A volcano, similar to the large composite or stratovolcanos of the modern Cascade Range in the Pacific Northwest, was active in the vicinity of Paul Bunyans Woodpile. This volcano became inactive and later collapsed, forming a caldera or a large hole approximately 8.5 miles in diameter and more than 3,000 feet deep. After a brief period of dormancy, the volcano became active within the caldera for a brief period of time.
Recent work conducted by Brigham Young University indicates that the Woodpile may be a series of numerous dikes, probably the result of this later volcanic activity. Dikes are composed of an igneous rock and are oriented vertically. They form when magma is injected into preexisting cracks or fissures and later cools under the ground surface.
The Woodpile is a classic example of columnar jointing where the rock fractures in prismatic patterns, producing parallel columns. These columns form when cooling magma within the dike contracts, forming cracks similar to those on the surface of a cooling cake. Once a crack forms, it continues to grow from subsurface cooling, thereby forming longer and longer columns.

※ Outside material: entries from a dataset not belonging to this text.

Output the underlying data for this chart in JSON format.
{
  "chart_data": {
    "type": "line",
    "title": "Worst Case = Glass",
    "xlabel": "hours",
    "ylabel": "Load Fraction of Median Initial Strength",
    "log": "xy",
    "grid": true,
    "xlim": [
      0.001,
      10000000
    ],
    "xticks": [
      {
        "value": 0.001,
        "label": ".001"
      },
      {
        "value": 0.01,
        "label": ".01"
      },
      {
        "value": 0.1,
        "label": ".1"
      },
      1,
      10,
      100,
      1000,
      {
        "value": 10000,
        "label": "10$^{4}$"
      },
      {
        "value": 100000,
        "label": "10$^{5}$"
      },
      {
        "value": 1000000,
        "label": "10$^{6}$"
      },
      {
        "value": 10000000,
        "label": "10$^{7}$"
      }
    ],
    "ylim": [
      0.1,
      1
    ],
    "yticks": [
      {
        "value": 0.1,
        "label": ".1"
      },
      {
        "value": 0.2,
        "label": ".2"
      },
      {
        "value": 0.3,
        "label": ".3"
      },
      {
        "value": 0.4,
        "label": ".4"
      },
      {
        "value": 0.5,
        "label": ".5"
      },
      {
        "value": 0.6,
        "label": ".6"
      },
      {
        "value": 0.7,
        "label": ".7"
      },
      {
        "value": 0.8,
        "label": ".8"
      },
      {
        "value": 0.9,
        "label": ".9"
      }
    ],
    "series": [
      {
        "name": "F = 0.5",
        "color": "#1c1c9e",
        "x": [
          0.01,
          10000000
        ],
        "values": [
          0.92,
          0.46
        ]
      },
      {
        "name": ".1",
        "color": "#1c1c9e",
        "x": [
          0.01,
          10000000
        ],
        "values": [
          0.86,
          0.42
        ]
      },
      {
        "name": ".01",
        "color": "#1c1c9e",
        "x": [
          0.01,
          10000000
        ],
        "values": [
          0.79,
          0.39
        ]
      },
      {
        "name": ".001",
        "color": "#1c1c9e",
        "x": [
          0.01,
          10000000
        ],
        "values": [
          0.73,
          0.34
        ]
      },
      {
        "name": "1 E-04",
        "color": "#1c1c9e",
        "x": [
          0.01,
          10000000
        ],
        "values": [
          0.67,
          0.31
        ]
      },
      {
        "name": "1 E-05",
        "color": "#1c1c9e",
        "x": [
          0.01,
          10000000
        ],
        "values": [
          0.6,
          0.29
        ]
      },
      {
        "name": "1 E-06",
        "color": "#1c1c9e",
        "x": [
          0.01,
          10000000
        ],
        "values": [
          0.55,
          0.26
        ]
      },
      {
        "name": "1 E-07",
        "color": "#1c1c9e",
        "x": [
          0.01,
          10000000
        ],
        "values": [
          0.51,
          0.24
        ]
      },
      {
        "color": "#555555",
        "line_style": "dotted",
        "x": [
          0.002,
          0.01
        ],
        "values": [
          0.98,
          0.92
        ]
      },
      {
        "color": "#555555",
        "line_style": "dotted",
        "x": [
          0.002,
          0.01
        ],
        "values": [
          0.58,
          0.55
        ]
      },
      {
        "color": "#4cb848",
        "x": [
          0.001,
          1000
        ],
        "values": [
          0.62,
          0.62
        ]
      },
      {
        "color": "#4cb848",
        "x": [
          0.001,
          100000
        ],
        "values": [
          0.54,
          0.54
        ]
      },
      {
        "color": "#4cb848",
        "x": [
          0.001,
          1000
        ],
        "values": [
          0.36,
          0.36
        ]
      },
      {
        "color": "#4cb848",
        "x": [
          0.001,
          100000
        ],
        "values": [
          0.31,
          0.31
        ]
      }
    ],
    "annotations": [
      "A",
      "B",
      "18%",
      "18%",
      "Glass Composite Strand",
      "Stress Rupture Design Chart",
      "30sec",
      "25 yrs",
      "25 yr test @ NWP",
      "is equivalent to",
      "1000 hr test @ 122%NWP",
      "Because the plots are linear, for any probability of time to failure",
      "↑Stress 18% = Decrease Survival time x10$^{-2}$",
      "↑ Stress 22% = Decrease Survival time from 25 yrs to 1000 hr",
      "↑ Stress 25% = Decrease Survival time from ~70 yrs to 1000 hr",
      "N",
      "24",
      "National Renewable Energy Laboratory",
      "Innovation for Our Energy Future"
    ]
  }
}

Each column at Paul Bunyans Woodpile is approximately 1 foot in diameter and up to 15 feet in length. The columns are three to seven sided depending on slight variations in how the lava cooled. These columns are oriented horizontally and give the appearance of having been tilted on their sides.
Normally, columnar jointing is associated with lava flows, and the joints are oriented vertically. However, the horizontal orientation here appears to be the result of subsurface cooling from the sides inward to the middle of the dikes.

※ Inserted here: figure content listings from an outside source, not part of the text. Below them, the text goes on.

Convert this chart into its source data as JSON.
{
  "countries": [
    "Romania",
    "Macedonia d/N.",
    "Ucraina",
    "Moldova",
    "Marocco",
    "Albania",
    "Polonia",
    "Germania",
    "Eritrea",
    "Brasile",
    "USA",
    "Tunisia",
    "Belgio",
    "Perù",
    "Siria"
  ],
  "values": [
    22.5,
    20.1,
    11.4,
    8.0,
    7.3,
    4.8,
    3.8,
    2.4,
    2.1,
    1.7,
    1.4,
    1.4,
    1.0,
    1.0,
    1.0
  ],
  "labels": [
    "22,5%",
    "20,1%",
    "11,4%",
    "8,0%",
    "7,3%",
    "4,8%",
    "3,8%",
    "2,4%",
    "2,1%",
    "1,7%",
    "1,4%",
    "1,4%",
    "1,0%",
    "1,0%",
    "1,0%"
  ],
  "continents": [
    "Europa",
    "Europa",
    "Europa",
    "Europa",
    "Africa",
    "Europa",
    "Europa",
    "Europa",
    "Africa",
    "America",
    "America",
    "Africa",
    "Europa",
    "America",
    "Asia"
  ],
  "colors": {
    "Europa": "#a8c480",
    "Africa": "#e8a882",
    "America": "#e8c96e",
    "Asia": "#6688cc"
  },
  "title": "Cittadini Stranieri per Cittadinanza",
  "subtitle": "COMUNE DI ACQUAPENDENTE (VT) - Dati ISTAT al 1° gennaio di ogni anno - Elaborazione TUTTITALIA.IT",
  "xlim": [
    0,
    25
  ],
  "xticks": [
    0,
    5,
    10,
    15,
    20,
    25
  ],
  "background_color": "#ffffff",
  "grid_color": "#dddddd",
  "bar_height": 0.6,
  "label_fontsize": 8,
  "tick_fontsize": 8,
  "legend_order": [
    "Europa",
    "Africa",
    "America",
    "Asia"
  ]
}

The Woodpile is also home to an arch. This arch was created by a process known as frost action, which involves expansion and contraction associated with repeated cycles of freezing and thawing. In this process, water enters cracks in the rock and freezes; the expanding ice creates separation along the cracks. Eventually the rock will break off, creating holes in a rock outcrop.

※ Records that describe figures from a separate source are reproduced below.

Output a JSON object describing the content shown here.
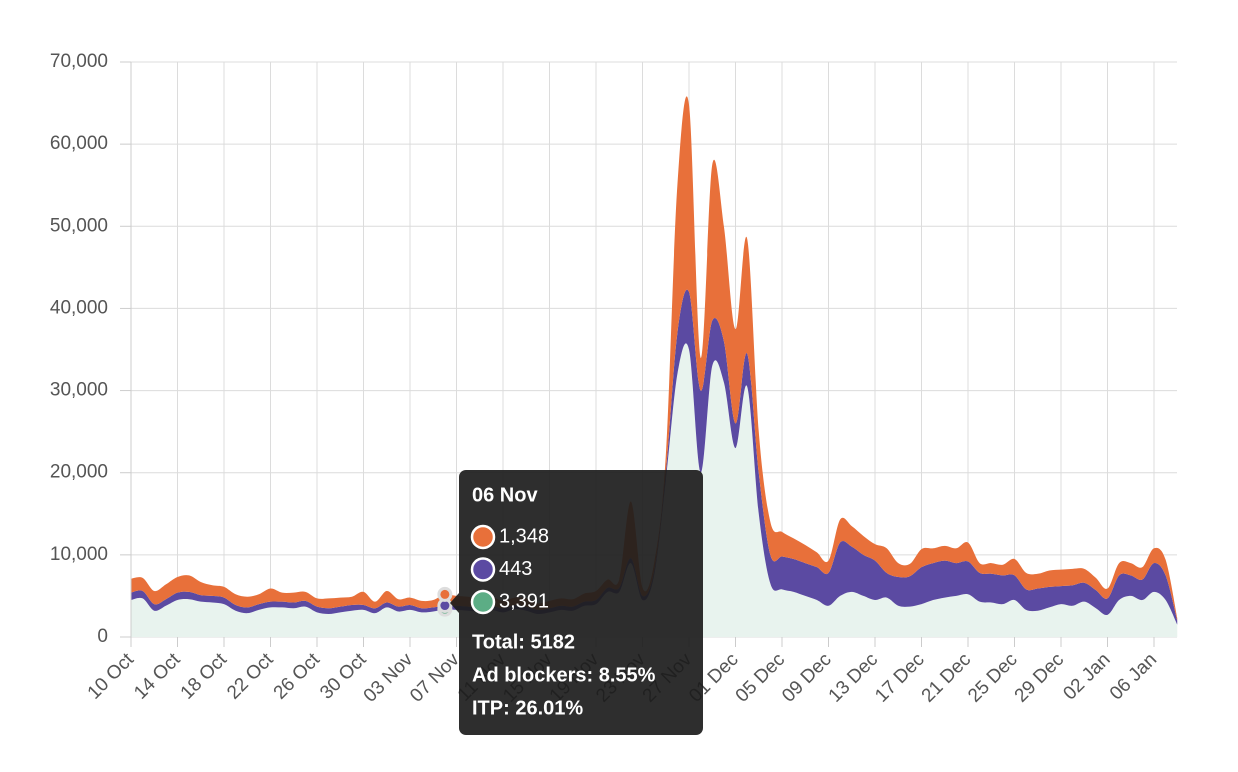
{
  "chart_data": {
    "type": "stacked-area",
    "categories": [
      "10 Oct",
      null,
      null,
      null,
      "14 Oct",
      null,
      null,
      null,
      "18 Oct",
      null,
      null,
      null,
      "22 Oct",
      null,
      null,
      null,
      "26 Oct",
      null,
      null,
      null,
      "30 Oct",
      null,
      null,
      null,
      "03 Nov",
      null,
      null,
      null,
      "07 Nov",
      null,
      null,
      null,
      "11 Nov",
      null,
      null,
      null,
      "15 Nov",
      null,
      null,
      null,
      "19 Nov",
      null,
      null,
      null,
      "23 Nov",
      null,
      null,
      null,
      "27 Nov",
      null,
      null,
      null,
      "01 Dec",
      null,
      null,
      null,
      "05 Dec",
      null,
      null,
      null,
      "09 Dec",
      null,
      null,
      null,
      "13 Dec",
      null,
      null,
      null,
      "17 Dec",
      null,
      null,
      null,
      "21 Dec",
      null,
      null,
      null,
      "25 Dec",
      null,
      null,
      null,
      "29 Dec",
      null,
      null,
      null,
      "02 Jan",
      null,
      null,
      null,
      "06 Jan",
      null,
      null
    ],
    "series": [
      {
        "color": "#5cad85",
        "fill": "#e8f3ee",
        "values": [
          4500,
          4700,
          3200,
          3800,
          4500,
          4600,
          4300,
          4200,
          4000,
          3200,
          2900,
          3300,
          3600,
          3600,
          3500,
          3700,
          3000,
          2800,
          3000,
          3200,
          3300,
          2900,
          3600,
          3100,
          3300,
          3000,
          3100,
          3391,
          3300,
          3200,
          3100,
          3300,
          3000,
          3400,
          3200,
          2800,
          3000,
          3300,
          3200,
          3800,
          4000,
          5500,
          5500,
          9000,
          4500,
          7500,
          19000,
          32000,
          35000,
          20000,
          33000,
          31000,
          23000,
          30500,
          15000,
          6500,
          5800,
          5500,
          5000,
          4500,
          3800,
          5000,
          5500,
          5000,
          4500,
          4800,
          3800,
          3700,
          4000,
          4500,
          4800,
          5000,
          5200,
          4300,
          4200,
          4000,
          4500,
          3300,
          3200,
          3600,
          4000,
          3800,
          4300,
          3500,
          2700,
          4500,
          5000,
          4500,
          5500,
          4500,
          1500
        ]
      },
      {
        "color": "#5b4aa2",
        "fill": "#5b4aa2",
        "values": [
          900,
          900,
          800,
          800,
          900,
          900,
          800,
          800,
          800,
          700,
          700,
          700,
          700,
          700,
          700,
          700,
          700,
          700,
          700,
          700,
          600,
          600,
          600,
          600,
          600,
          500,
          500,
          443,
          500,
          500,
          500,
          500,
          500,
          500,
          500,
          500,
          500,
          500,
          500,
          500,
          500,
          500,
          500,
          600,
          500,
          500,
          1000,
          5000,
          7000,
          10000,
          5500,
          5000,
          3000,
          4000,
          5000,
          3500,
          4000,
          4000,
          4000,
          4000,
          4000,
          6500,
          5500,
          5000,
          4800,
          3000,
          3500,
          3700,
          4500,
          4500,
          4500,
          4000,
          4000,
          3500,
          3500,
          3500,
          3000,
          2500,
          2700,
          2500,
          2200,
          2500,
          2300,
          2200,
          2000,
          3000,
          2500,
          2500,
          3500,
          3000,
          500
        ]
      },
      {
        "color": "#e8703a",
        "fill": "#e8703a",
        "values": [
          1700,
          1600,
          1600,
          1800,
          1900,
          2000,
          1600,
          1300,
          1300,
          1300,
          1300,
          1200,
          1600,
          1100,
          1200,
          1100,
          1000,
          1200,
          1100,
          1000,
          1600,
          800,
          1400,
          900,
          900,
          900,
          900,
          1348,
          1200,
          1200,
          1100,
          1100,
          900,
          900,
          1000,
          800,
          900,
          900,
          900,
          1000,
          1100,
          1000,
          1000,
          6900,
          1000,
          1000,
          2000,
          18000,
          22800,
          4000,
          19000,
          14000,
          11500,
          14000,
          5000,
          4000,
          3000,
          2500,
          2200,
          1800,
          1500,
          2800,
          2500,
          2300,
          2000,
          3000,
          1700,
          1500,
          2200,
          1800,
          1800,
          1800,
          2300,
          1200,
          1300,
          1300,
          2000,
          2000,
          1800,
          2000,
          2000,
          2000,
          1700,
          1500,
          1200,
          1500,
          1500,
          1500,
          1800,
          1900,
          300
        ]
      }
    ],
    "ylim": [
      0,
      70000
    ],
    "yticks": [
      0,
      {
        "value": 10000,
        "label": "10,000"
      },
      {
        "value": 20000,
        "label": "20,000"
      },
      {
        "value": 30000,
        "label": "30,000"
      },
      {
        "value": 40000,
        "label": "40,000"
      },
      {
        "value": 50000,
        "label": "50,000"
      },
      {
        "value": 60000,
        "label": "60,000"
      },
      {
        "value": 70000,
        "label": "70,000"
      }
    ],
    "grid": true,
    "tooltip": {
      "index": 27,
      "title": "06 Nov",
      "values": [
        1348,
        443,
        3391
      ],
      "value_labels": [
        "1,348",
        "443",
        "3,391"
      ],
      "colors": [
        "#e8703a",
        "#5b4aa2",
        "#5cad85"
      ],
      "total": "Total: 5182",
      "ad_blockers": "Ad blockers: 8.55%",
      "itp": "ITP: 26.01%"
    }
  }
}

The estimated span of the arch is 20 feet long by 4 feet high. This arch can be seen by hiking farther up the trail and viewing the Woodpile from the side.
How to get there:
From Salt Lake City, travel south on I-15 to Santaquin (exit 248). Turn right (west) at the end of the off ramp onto U.S. Route 6. Travel west and then south on U.S. Route 6 for 35.7 miles to a sign indicating Paul Bunyans Woodpile turnoff. Turn left (east) and proceed up the road for 3.2 miles to the trail head to the Woodpile.
This stretch of road can be quite rough so proceed with caution. Do not attempt when the road is wet. Once at the trail head, proceed through the gate and hike approximately 0.5 miles to the Woodpile. Make sure you close the gate after you. The trail is well marked and a relatively easy hike. Bring plenty of water and sunscreen.
Lynndyl 1:100,000-scale topographic map, Tintic Mountain 1:24,000-scale topographic map, and a Utah highway map.